Thursday, September 14, 2006

Condemned to Repeat It

Why is it that in spite of Darwin, in spite of the common cellular origin of all life on our planet, we go on thinking of "history" as that of man's brief time on the earth, a mere 50,000 years or so? Why hasn't "history" become the history of life on the earth and taken its rightful place in our schools? Are we better off, more civilized, more capable of furthering our civilization if we can recount the battles, say, of the American Civil War, and know nothing about, the Miocene period when large numbers of apes, including probably our own blood relatives, roamed the plains of eastern Europe and the near East? Who is more apt to respect human life, the one who can recount what happened at Shiloh, Tennessee, during the first week of April, 1862, or the one who knows that during the Miocene Epoch, roughly 15 million years ago, as many as 100 species of apes roamed throughout the Old World, including not unlikely human ancestors such as Dryopithecus in Europe and Sivapithecus in Asia?

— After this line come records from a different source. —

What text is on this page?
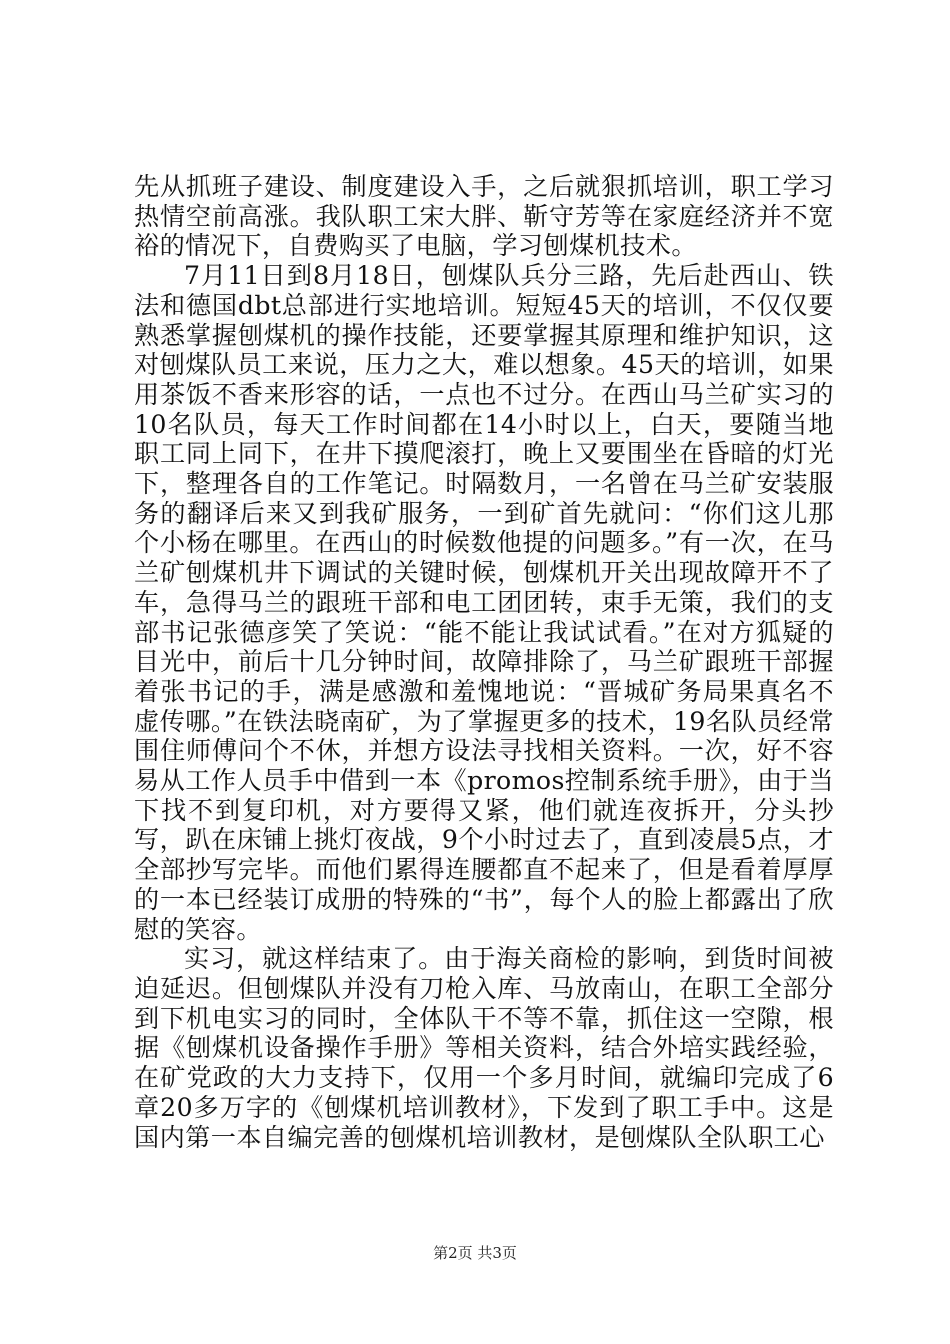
先从抓班子建设、制度建设入手，之后就狠抓培训，职工学习热情空前高涨。我队职工宋大胖、靳守芳等在家庭经济并不宽裕的情况下，自费购买了电脑，学习刨煤机技术。

7月11日到8月18日，刨煤队兵分三路，先后赴西山、铁法和德国dbt总部进行实地培训。短短45天的培训，不仅仅要熟悉掌握刨煤机的操作技能，还要掌握其原理和维护知识，这对刨煤队员工来说，压力之大，难以想象。45天的培训，如果用茶饭不香来形容的话，一点也不过分。在西山马兰矿实习的10名队员，每天工作时间都在14小时以上，白天，要随当地职工同上同下，在井下摸爬滚打，晚上又要围坐在昏暗的灯光下，整理各自的工作笔记。时隔数月，一名曾在马兰矿安装服务的翻译后来又到我矿服务，一到矿首先就问：“你们这儿那个小杨在哪里。在西山的时候数他提的问题多。”有一次，在马兰矿刨煤机井下调试的关键时候，刨煤机开关出现故障开不了车，急得马兰的跟班干部和电工团团转，束手无策，我们的支部书记张德彦笑了笑说：“能不能让我试试看。”在对方狐疑的目光中，前后十几分钟时间，故障排除了，马兰矿跟班干部握着张书记的手，满是感激和羞愧地说：“晋城矿务局果真名不虚传哪。”在铁法晓南矿，为了掌握更多的技术，19名队员经常围住师傅问个不休，并想方设法寻找相关资料。一次，好不容易从工作人员手中借到一本《promos控制系统手册》，由于当下找不到复印机，对方要得又紧，他们就连夜拆开，分头抄写，趴在床铺上挑灯夜战，9个小时过去了，直到凌晨5点，才全部抄写完毕。而他们累得连腰都直不起来了，但是看着厚厚的一本已经装订成册的特殊的“书”，每个人的脸上都露出了欣慰的笑容。

实习，就这样结束了。由于海关商检的影响，到货时间被迫延迟。但刨煤队并没有刀枪入库、马放南山，在职工全部分到下机电实习的同时，全体队干不等不靠，抓住这一空隙，根据《刨煤机设备操作手册》等相关资料，结合外培实践经验，在矿党政的大力支持下，仅用一个多月时间，就编印完成了6章20多万字的《刨煤机培训教材》，下发到了职工手中。这是国内第一本自编完善的刨煤机培训教材，是刨煤队全队职工心

第2页 共3页
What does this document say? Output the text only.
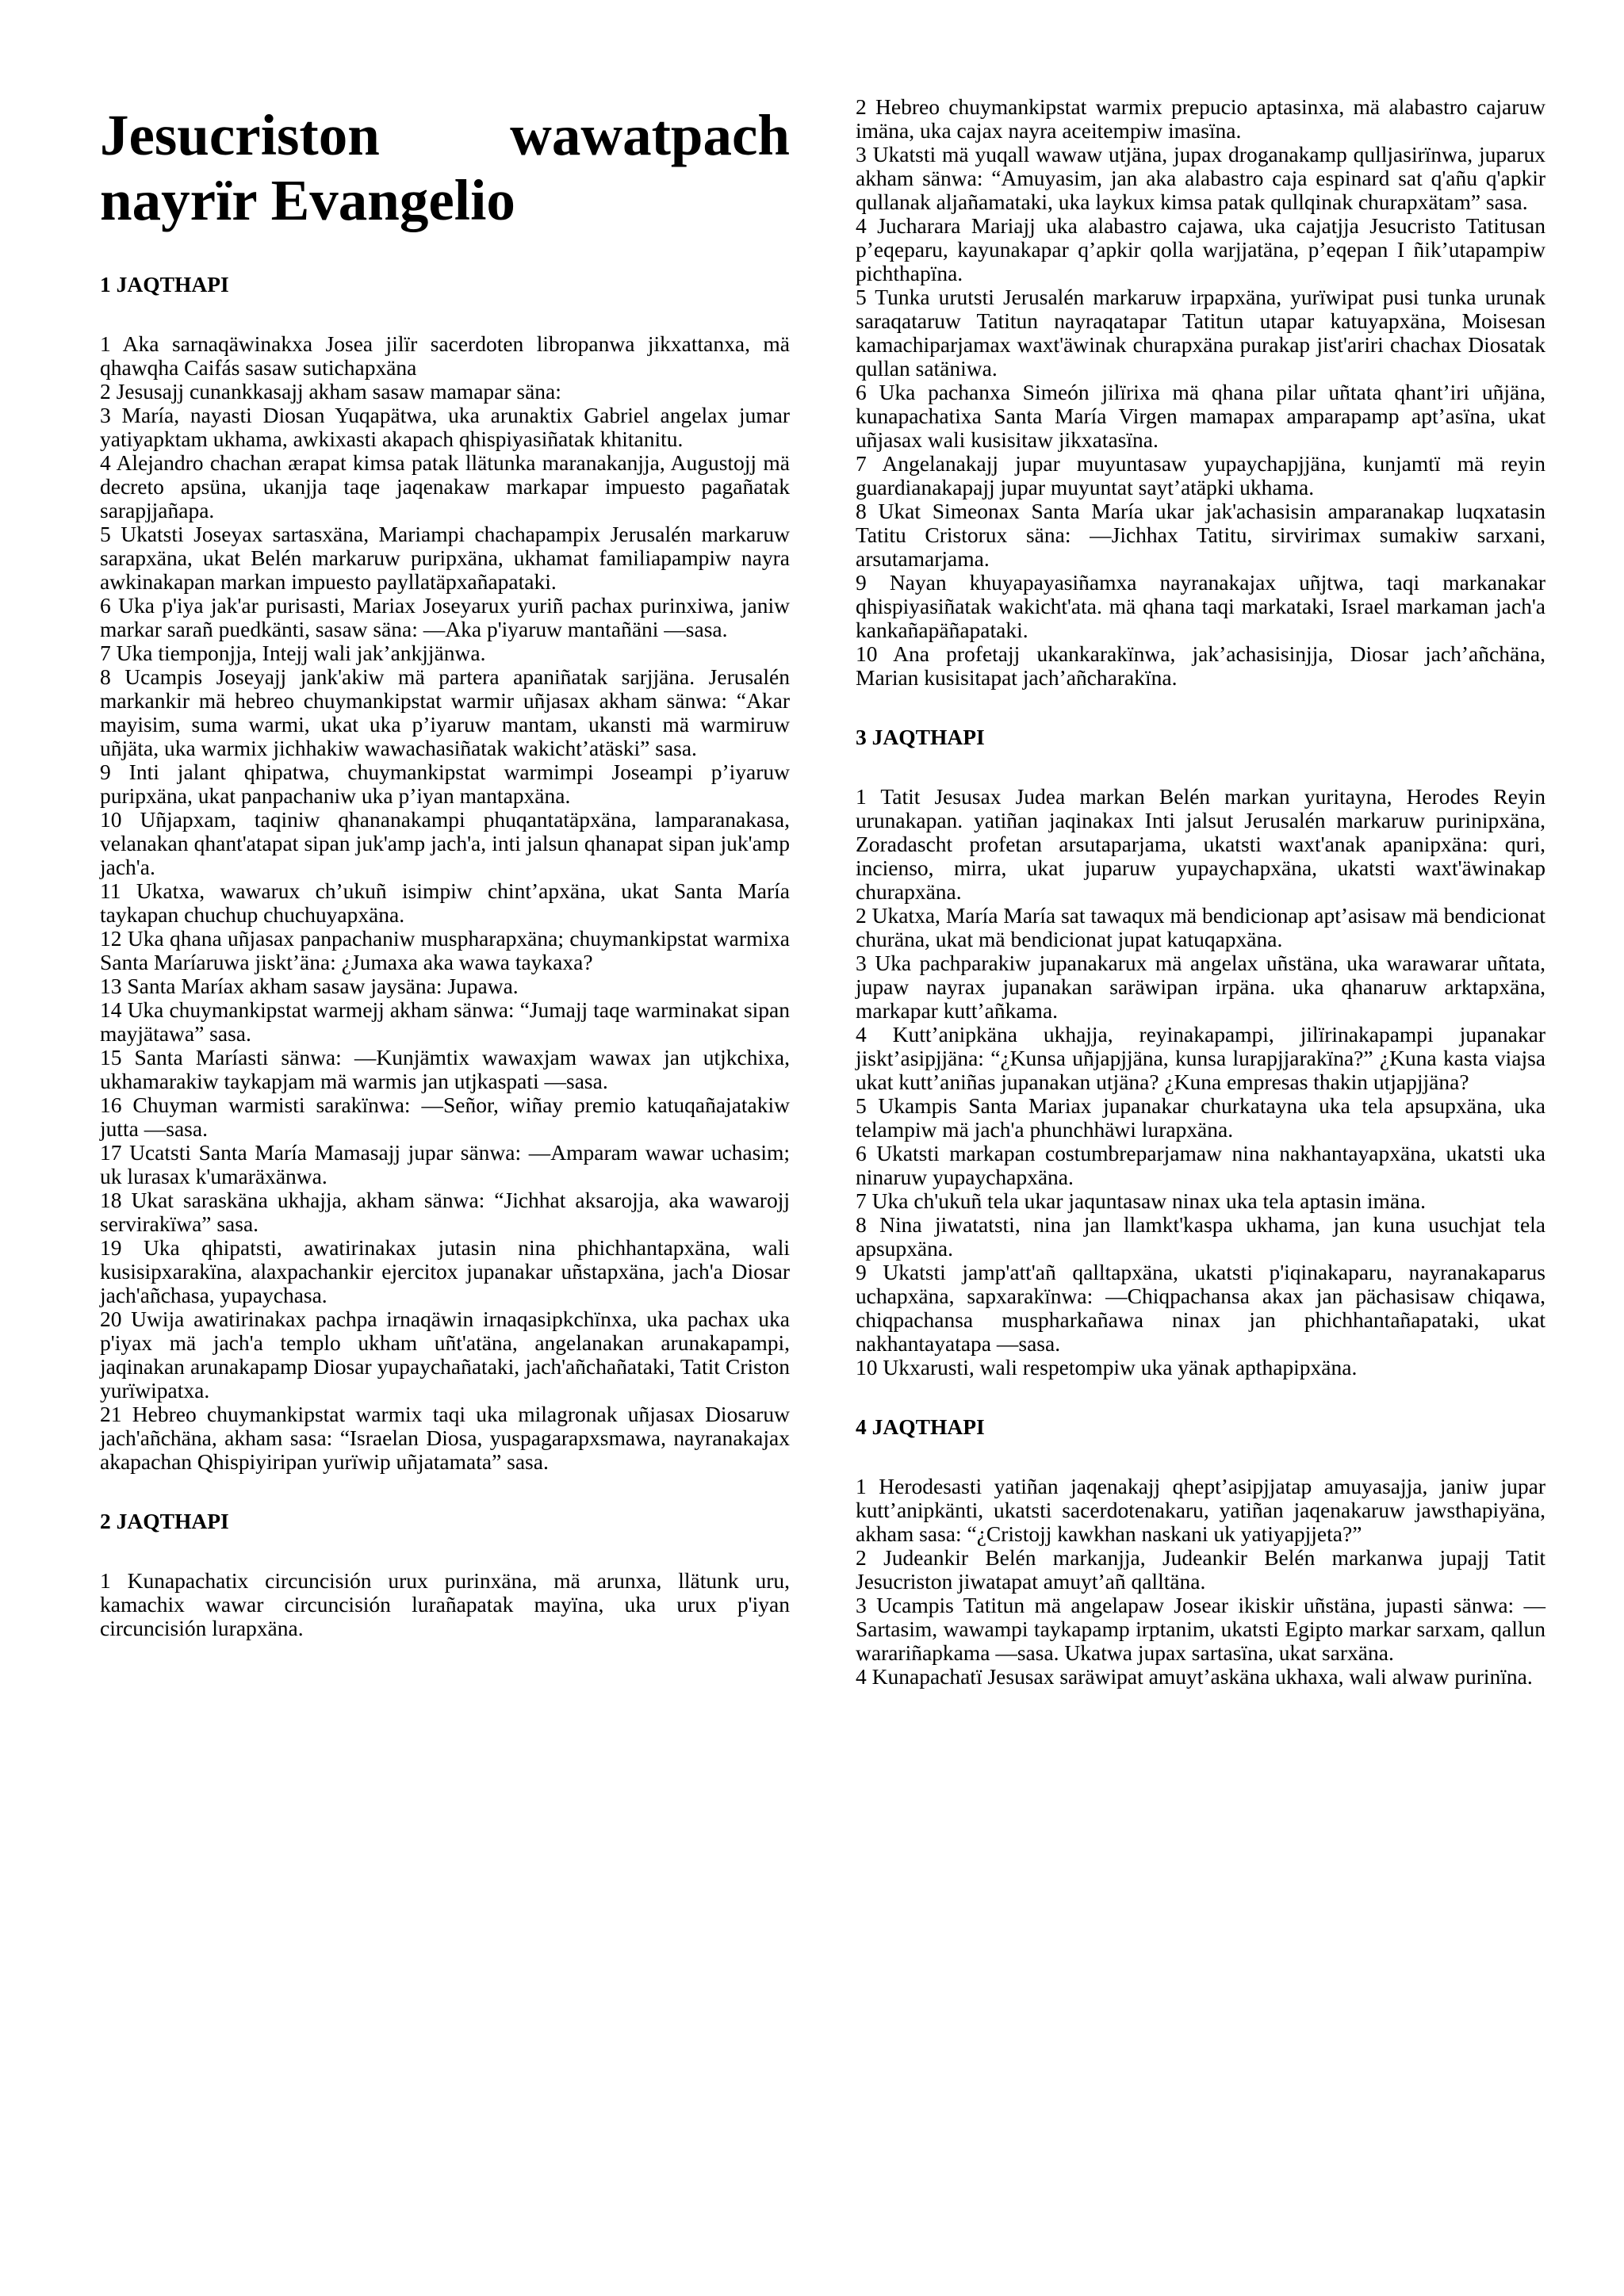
Jesucriston wawatpach
nayrïr Evangelio
1 JAQTHAPI

1 Aka sarnaqäwinakxa Josea jilïr sacerdoten libropanwa jikxattanxa, mä qhawqha Caifás sasaw sutichapxäna

2 Jesusajj cunankkasajj akham sasaw mamapar säna:

3 María, nayasti Diosan Yuqapätwa, uka arunaktix Gabriel angelax jumar yatiyapktam ukhama, awkixasti akapach qhispiyasiñatak khitanitu.

4 Alejandro chachan ærapat kimsa patak llätunka maranakanjja, Augustojj mä decreto apsüna, ukanjja taqe jaqenakaw markapar impuesto pagañatak sarapjjañapa.

5 Ukatsti Joseyax sartasxäna, Mariampi chachapampix Jerusalén markaruw sarapxäna, ukat Belén markaruw puripxäna, ukhamat familiapampiw nayra awkinakapan markan impuesto payllatäpxañapataki.

6 Uka p'iya jak'ar purisasti, Mariax Joseyarux yuriñ pachax purinxiwa, janiw markar sarañ puedkänti, sasaw säna: —Aka p'iyaruw mantañäni —sasa.

7 Uka tiemponjja, Intejj wali jak’ankjjänwa.

8 Ucampis Joseyajj jank'akiw mä partera apaniñatak sarjjäna. Jerusalén markankir mä hebreo chuymankipstat warmir uñjasax akham sänwa: “Akar mayisim, suma warmi, ukat uka p’iyaruw mantam, ukansti mä warmiruw uñjäta, uka warmix jichhakiw wawachasiñatak wakicht’atäski” sasa.

9 Inti jalant qhipatwa, chuymankipstat warmimpi Joseampi p’iyaruw puripxäna, ukat panpachaniw uka p’iyan mantapxäna.

10 Uñjapxam, taqiniw qhananakampi phuqantatäpxäna, lamparanakasa, velanakan qhant'atapat sipan juk'amp jach'a, inti jalsun qhanapat sipan juk'amp jach'a.

11 Ukatxa, wawarux ch’ukuñ isimpiw chint’apxäna, ukat Santa María taykapan chuchup chuchuyapxäna.

12 Uka qhana uñjasax panpachaniw muspharapxäna; chuymankipstat warmixa Santa Maríaruwa jiskt’äna: ¿Jumaxa aka wawa taykaxa?

13 Santa Maríax akham sasaw jaysäna: Jupawa.

14 Uka chuymankipstat warmejj akham sänwa: “Jumajj taqe warminakat sipan mayjätawa” sasa.

15 Santa Maríasti sänwa: —Kunjämtix wawaxjam wawax jan utjkchixa, ukhamarakiw taykapjam mä warmis jan utjkaspati —sasa.

16 Chuyman warmisti sarakïnwa: —Señor, wiñay premio katuqañajatakiw jutta —sasa.

17 Ucatsti Santa María Mamasajj jupar sänwa: —Amparam wawar uchasim; uk lurasax k'umaräxänwa.

18 Ukat saraskäna ukhajja, akham sänwa: “Jichhat aksarojja, aka wawarojj servirakïwa” sasa.

19 Uka qhipatsti, awatirinakax jutasin nina phichhantapxäna, wali kusisipxarakïna, alaxpachankir ejercitox jupanakar uñstapxäna, jach'a Diosar jach'añchasa, yupaychasa.

20 Uwija awatirinakax pachpa irnaqäwin irnaqasipkchïnxa, uka pachax uka p'iyax mä jach'a templo ukham uñt'atäna, angelanakan arunakapampi, jaqinakan arunakapamp Diosar yupaychañataki, jach'añchañataki, Tatit Criston yurïwipatxa.

21 Hebreo chuymankipstat warmix taqi uka milagronak uñjasax Diosaruw jach'añchäna, akham sasa: “Israelan Diosa, yuspagarapxsmawa, nayranakajax akapachan Qhispiyiripan yurïwip uñjatamata” sasa.

2 JAQTHAPI

1 Kunapachatix circuncisión urux purinxäna, mä arunxa, llätunk uru, kamachix wawar circuncisión lurañapatak mayïna, uka urux p'iyan circuncisión lurapxäna.

2 Hebreo chuymankipstat warmix prepucio aptasinxa, mä alabastro cajaruw imäna, uka cajax nayra aceitempiw imasïna.

3 Ukatsti mä yuqall wawaw utjäna, jupax droganakamp qulljasirïnwa, juparux akham sänwa: “Amuyasim, jan aka alabastro caja espinard sat q'añu q'apkir qullanak aljañamataki, uka laykux kimsa patak qullqinak churapxätam” sasa.

4 Jucharara Mariajj uka alabastro cajawa, uka cajatjja Jesucristo Tatitusan p’eqeparu, kayunakapar q’apkir qolla warjjatäna, p’eqepan I ñik’utapampiw pichthapïna.

5 Tunka urutsti Jerusalén markaruw irpapxäna, yurïwipat pusi tunka urunak saraqataruw Tatitun nayraqatapar Tatitun utapar katuyapxäna, Moisesan kamachiparjamax waxt'äwinak churapxäna purakap jist'ariri chachax Diosatak qullan satäniwa.

6 Uka pachanxa Simeón jilïrixa mä qhana pilar uñtata qhant’iri uñjäna, kunapachatixa Santa María Virgen mamapax amparapamp apt’asïna, ukat uñjasax wali kusisitaw jikxatasïna.

7 Angelanakajj jupar muyuntasaw yupaychapjjäna, kunjamtï mä reyin guardianakapajj jupar muyuntat sayt’atäpki ukhama.

8 Ukat Simeonax Santa María ukar jak'achasisin amparanakap luqxatasin Tatitu Cristorux säna: —Jichhax Tatitu, sirvirimax sumakiw sarxani, arsutamarjama.

9 Nayan khuyapayasiñamxa nayranakajax uñjtwa, taqi markanakar qhispiyasiñatak wakicht'ata. mä qhana taqi markataki, Israel markaman jach'a kankañapäñapataki.

10 Ana profetajj ukankarakïnwa, jak’achasisinjja, Diosar jach’añchäna, Marian kusisitapat jach’añcharakïna.

3 JAQTHAPI

1 Tatit Jesusax Judea markan Belén markan yuritayna, Herodes Reyin urunakapan. yatiñan jaqinakax Inti jalsut Jerusalén markaruw purinipxäna, Zoradascht profetan arsutaparjama, ukatsti waxt'anak apanipxäna: quri, incienso, mirra, ukat juparuw yupaychapxäna, ukatsti waxt'äwinakap churapxäna.

2 Ukatxa, María María sat tawaqux mä bendicionap apt’asisaw mä bendicionat churäna, ukat mä bendicionat jupat katuqapxäna.

3 Uka pachparakiw jupanakarux mä angelax uñstäna, uka warawarar uñtata, jupaw nayrax jupanakan saräwipan irpäna. uka qhanaruw arktapxäna, markapar kutt’añkama.

4 Kutt’anipkäna ukhajja, reyinakapampi, jilïrinakapampi jupanakar jiskt’asipjjäna: “¿Kunsa uñjapjjäna, kunsa lurapjjarakïna?” ¿Kuna kasta viajsa ukat kutt’aniñas jupanakan utjäna? ¿Kuna empresas thakin utjapjjäna?

5 Ukampis Santa Mariax jupanakar churkatayna uka tela apsupxäna, uka telampiw mä jach'a phunchhäwi lurapxäna.

6 Ukatsti markapan costumbreparjamaw nina nakhantayapxäna, ukatsti uka ninaruw yupaychapxäna.

7 Uka ch'ukuñ tela ukar jaquntasaw ninax uka tela aptasin imäna.

8 Nina jiwatatsti, nina jan llamkt'kaspa ukhama, jan kuna usuchjat tela apsupxäna.

9 Ukatsti jamp'att'añ qalltapxäna, ukatsti p'iqinakaparu, nayranakaparus uchapxäna, sapxarakïnwa: —Chiqpachansa akax jan pächasisaw chiqawa, chiqpachansa muspharkañawa ninax jan phichhantañapataki, ukat nakhantayatapa —sasa.

10 Ukxarusti, wali respetompiw uka yänak apthapipxäna.

4 JAQTHAPI

1 Herodesasti yatiñan jaqenakajj qhept’asipjjatap amuyasajja, janiw jupar kutt’anipkänti, ukatsti sacerdotenakaru, yatiñan jaqenakaruw jawsthapiyäna, akham sasa: “¿Cristojj kawkhan naskani uk yatiyapjjeta?”

2 Judeankir Belén markanjja, Judeankir Belén markanwa jupajj Tatit Jesucriston jiwatapat amuyt’añ qalltäna.

3 Ucampis Tatitun mä angelapaw Josear ikiskir uñstäna, jupasti sänwa: —Sartasim, wawampi taykapamp irptanim, ukatsti Egipto markar sarxam, qallun warariñapkama —sasa. Ukatwa jupax sartasïna, ukat sarxäna.

4 Kunapachatï Jesusax saräwipat amuyt’askäna ukhaxa, wali alwaw purinïna.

Furthermore we're told (A Lesson About History's Lessons) that kids now a days are not even learning man's recent history in the schools. "Each of us who teaches history has been reminded repeatedly in recent years about the "historical illiteracy" of our nation's youth. The Bradley Commission, Diane Ravitch, the evening news, even chance acquaintances tell us that the ‘typical’ American teenager cannot place the Civil War in the correct decade (or perhaps even the correct half century). That same generic seventeen-year-old, we are told, does not know the purpose of Jim Crow legislation, nor recognize the contribution of the Supreme Court's Brown decision in ending that chapter in our history. He or she does not know that England colonized North America's Atlantic coast, and is unaware that Spain's imperial arm extended into the American Southwest."
But these corrective comments, of which there are no end, never include mention of the much greater "hole" in kids' knowledge of the history of life on earth. Of that much earlier history, which most certainly tells us much more about ourselves than, say, the Battle of Shiloh, by in large nothing is known by our school children, with only one exception, the Jurassic and Cretaceous Periods hundreds of millions of years ago when the dinosaurs, then terrible lizards, but now children’s playthings, ruled. So instead of teaching our children the history of life, the life that we share with all living creatures, we teach a few favored periods of history, for young children times of the ancient Egyptians and, the American West, for older children, perhaps, the times of the Greeks and the Romans, a bit of the so-called Middle Ages, the founding of our country, and then in great detail the modern period, which is primarily one of battles and wars, of men killing one another and in most instances for no good reason. Wouldn't our children be better served to learn the history, say, of the movement of the earth's crust, and the creation of the Himmalayas as the plates crashed together, the first appearance of homo sapiens in Afirca and how he came to people the earth?
It was George Santayana philosopher, essayist, poet, novelist, and lifelong Spanish citizen, who said that, "Those who cannot remember the past are condemned to repeat it." Now this statement is often used by history teachers, and even more often perhaps by politicians, to stress the importance of the knowledge of history. But here also they are only talking about man's most recent history, again that of a few thousand years at most. Furthermore does knowing the past enable us to avoid repeating it? Shouldn't the knowledge of Neville Chamberlain's "appeasement" policy have prevented the subsequent Yalta give-away of Eastern Europe? It didn't of course. Nor did knowledge of the Vietnamese War prevent our current war in Iraq from taking place. So that one might just as well say that those who remember the past are condemned to repeat it.
But if by "past" we mean the history of past life on the earth the statement then becomes nonsense. Whether we "remember" it or not that life will not be repeated. The dinosaurs are gone forever, as is Pangaea, as is the wooly mammoth. Rather to remember this past is to realize how precious life is. And that's why this past ought to be taught in the schools. Too often remembering our most recent past, which has been one of wars and the slaughter of millions, seems to make us perpetrators of more of the same. Witness the predominance in our lives of Al Qaeda and Al Qaeda-like groups, and the ascendancy of the military industrial complexes within our most developed nations. Knowledge of our recent, tragic past has done nothing to prevent all this from coming about, whereas knowledge and understanding of life’s history, of the relatedness of all life's forms, might have.